Wheble and Menon's overview of the ongoing CENTER-TBI trial highlights what could well turn out to be one of the most influential head injury trials ever. Aiming to recruit over 5000 patients in the three clinical strata of ‘discharged from ED’, ‘admitted for observation’ ‘requires ICU management’ and followed by a battery of clinical, radiological and biomarker studies for up to 24 months from injury it aims to fully map the spectrum of brain injury across Europe and identify those interventions of benefit.
Bahadur et al's work is enormously important. It demonstrates how poor initial GCS can be at predicting eventual outcome with ten out of eleven casualties with initial GCS 3 being able to return to useful work. Indeed all seven casualties who had GCS 3 and ISS 75 at presentation have returned to essentially independent living. This is both a testament to the exemplary trauma care pathway from point of wounding through to rehabilitation, but also probably suggests that both scoring systems are perhaps not ideal for the casualty cohorts that the campaigns in Iraq and Afghanistan generated.
Olivier and colleagues at the Defence Medical Rehabilitation Centre provide an overview of the vocational rehabilitation pathway that has evolved over many years for servicemen with involvement of a latitude of agencies with excellent outcomes in terms of returning neurologically impaired service personnel (be that from trauma or medical reasons such as stoke) back to useful employment. The team at DMRC are to be commended.

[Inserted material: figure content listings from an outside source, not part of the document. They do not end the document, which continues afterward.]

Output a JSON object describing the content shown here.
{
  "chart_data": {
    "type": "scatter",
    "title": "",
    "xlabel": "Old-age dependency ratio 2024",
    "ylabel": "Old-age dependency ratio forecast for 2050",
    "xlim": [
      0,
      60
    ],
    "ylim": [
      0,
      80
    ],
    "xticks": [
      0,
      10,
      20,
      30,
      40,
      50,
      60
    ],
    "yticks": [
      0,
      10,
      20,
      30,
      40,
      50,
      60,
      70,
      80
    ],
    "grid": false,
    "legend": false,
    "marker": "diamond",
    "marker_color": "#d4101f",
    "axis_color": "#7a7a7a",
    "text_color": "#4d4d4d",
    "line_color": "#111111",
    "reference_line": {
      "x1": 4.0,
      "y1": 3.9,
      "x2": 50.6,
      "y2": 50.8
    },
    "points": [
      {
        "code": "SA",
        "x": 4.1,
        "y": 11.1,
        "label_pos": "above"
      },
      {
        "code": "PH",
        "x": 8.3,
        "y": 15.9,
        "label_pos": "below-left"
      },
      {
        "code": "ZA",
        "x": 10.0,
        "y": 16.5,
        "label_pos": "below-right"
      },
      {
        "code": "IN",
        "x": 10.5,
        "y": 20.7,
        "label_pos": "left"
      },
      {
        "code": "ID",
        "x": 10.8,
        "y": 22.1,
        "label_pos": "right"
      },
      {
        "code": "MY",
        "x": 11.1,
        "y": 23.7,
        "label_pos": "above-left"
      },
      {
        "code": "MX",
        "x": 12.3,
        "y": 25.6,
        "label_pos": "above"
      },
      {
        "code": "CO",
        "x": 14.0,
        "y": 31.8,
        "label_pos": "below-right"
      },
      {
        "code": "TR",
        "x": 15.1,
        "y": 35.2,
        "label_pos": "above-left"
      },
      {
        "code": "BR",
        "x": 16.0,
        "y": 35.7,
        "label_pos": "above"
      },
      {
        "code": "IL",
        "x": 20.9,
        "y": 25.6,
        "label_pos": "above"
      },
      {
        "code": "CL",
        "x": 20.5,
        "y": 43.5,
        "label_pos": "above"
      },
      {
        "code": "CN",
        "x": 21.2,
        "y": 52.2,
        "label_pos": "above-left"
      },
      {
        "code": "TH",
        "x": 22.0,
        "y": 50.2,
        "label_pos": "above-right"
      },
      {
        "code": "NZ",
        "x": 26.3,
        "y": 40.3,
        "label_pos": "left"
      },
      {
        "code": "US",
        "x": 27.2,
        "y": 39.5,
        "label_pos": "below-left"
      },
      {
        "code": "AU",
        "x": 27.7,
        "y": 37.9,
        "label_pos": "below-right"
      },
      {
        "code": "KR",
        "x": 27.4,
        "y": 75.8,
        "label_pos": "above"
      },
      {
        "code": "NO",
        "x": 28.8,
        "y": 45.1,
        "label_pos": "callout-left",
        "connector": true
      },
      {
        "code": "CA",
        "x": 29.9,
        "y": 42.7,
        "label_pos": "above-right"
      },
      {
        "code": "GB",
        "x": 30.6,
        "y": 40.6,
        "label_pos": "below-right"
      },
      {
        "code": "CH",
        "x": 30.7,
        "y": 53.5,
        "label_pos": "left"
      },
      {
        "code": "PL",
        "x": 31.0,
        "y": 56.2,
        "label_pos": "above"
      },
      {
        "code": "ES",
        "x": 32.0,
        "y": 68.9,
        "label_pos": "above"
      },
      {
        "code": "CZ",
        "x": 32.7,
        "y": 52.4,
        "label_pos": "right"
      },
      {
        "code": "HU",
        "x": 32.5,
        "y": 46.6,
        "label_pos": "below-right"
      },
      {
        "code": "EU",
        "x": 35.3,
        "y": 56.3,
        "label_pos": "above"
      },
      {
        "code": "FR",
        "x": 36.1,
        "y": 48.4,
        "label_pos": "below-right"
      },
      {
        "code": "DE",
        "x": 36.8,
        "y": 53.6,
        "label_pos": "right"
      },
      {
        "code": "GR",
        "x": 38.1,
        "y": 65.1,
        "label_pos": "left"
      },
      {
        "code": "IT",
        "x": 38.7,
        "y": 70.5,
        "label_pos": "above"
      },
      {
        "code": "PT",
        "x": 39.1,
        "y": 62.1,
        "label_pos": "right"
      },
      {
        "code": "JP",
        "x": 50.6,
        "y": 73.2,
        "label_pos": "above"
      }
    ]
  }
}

Mental health doesn't necessarily get better with time
The fascinating study reported by Banwell and colleagues form the Kings College Mental Health unit provides food for thought. The assumption that mental health symptoms would get better with time after return from deployment didn't seem to be true as most measures worsened. Poor mental health functioning on return from deployment was a predictor of transition and relationship difficulties down the line. More work with longer follow up is clearly needed to make sure we provide the best possible mental health services for serving and retired personnel.
. . . . . And finally
Colonel Stanworth's resume of a century of British military neurosurgery is an interesting reflection of what has changed—and what has not. It is a fascinating read and covers all major conflicts of the last hundred years
Competing interests None declared.
Provenance and peer review Not commissioned; internally peer reviewed.